- The Washington Times - Thursday, August 11, 2011

Moscow is preparing a list of U.S. officials it will ban from Russia in retaliation for a White House policy to keep Russian human rights abusers out of the U.S.

Russia’s Foreign Ministry this week began preparing a list of officials connected to the U.S. apprehension of suspected arms dealer Viktor A. Bout and convicted drug dealer Konstantin Yaroshenko, according to reports in the Russian press.

The State Department last month announced that it has a list of Russian officials connected to the 2009 slaying of Russian lawyer Sergei Magnitsky who would be denied visas to visit the United States if requested.

When asked about the list of U.S. officials on Thursday, a spokesman for the Russian Embassy in Washington referred to a statement by Russian Deputy Foreign Minister Sergey Ryabkov.


“We will surely respond, but our response is not going to be an exact replica,” Mr. Ryabkov said this month. “The lists might differ in terms of composition.”

Mark Toner, deputy spokesman for the State Department, said: “We are aware of the reports in Russian media about a visa ban Russian authorities have purportedly put in place. We have not heard formally from the Russian government on this issue.”

Moscow’s equating Magnitsky, a lawyer investigating corruption at Russia’s Interior Ministry, and Mr. Bout, an arms dealer who is accused of having sold weapons to some of Africa’s and Asia’s most barbaric warlords, drew criticism in Washington.

David Kramer, president of Freedom House, a human rights group funded in part by Congress, said it is absurd to compare Magnitsky’s case to that of Mr. Bout.

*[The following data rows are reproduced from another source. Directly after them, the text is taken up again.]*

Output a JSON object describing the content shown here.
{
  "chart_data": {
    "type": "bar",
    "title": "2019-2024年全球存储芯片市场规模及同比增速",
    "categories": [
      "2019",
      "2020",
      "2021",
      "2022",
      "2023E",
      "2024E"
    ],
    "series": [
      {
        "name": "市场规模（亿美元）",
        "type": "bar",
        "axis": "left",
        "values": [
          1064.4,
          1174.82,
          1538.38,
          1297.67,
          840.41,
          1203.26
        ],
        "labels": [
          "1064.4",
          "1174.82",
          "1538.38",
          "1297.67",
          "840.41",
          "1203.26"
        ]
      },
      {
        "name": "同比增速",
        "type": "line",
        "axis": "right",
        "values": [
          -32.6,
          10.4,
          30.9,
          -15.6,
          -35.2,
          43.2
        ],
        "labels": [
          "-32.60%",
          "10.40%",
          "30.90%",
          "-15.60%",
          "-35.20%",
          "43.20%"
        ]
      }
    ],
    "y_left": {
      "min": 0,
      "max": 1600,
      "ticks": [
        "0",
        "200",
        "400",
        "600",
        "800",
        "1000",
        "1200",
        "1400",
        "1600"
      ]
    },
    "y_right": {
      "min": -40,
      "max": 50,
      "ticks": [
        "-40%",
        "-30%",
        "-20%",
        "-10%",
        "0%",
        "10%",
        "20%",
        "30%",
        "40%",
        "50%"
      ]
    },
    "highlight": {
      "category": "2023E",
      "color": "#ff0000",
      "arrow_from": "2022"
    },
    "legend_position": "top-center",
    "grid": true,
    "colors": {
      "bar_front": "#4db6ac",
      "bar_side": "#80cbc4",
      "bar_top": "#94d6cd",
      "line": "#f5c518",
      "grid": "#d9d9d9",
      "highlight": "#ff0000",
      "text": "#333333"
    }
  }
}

“To compare the two cases is absurd,” Mr. Kramer said. “I find the Russian effort to be a poor joke. If this is the best they can do in terms of responding, they are neither very imaginative [nor] all that interested in getting to the bottom of the Magnitsky case.”

Mr. Bout was arrested in Thailand in November and extradited to the United States over the objections of Russia’s Foreign Ministry.

Yaroshenko was convicted this spring of conspiring to import drugs to the U.S. He was apprehended by U.S. special operations forces in Liberia in 2010.

Last week, the White House issued a proclamation declaring it U.S. policy to bar officials guilty of violating human rights and humanitarian law from entering the United States.

The White House’s proclamation and the State Department’s unpublicized list are seen by many observers as an effort to head off legislation known as the Sergei Magnitsky Rule of Law Accountability Act, which was drafted by Sen. Benjamin L. Cardin, Maryland Democrat.

Mr. Cardin’s bill is a new kind of targeted sanction that seeks to punish foreign government officials by denying them access to the West.

In the past, targeted sanctions attempted to freeze assets or punish a nation’s economy by banning exports of advanced technology.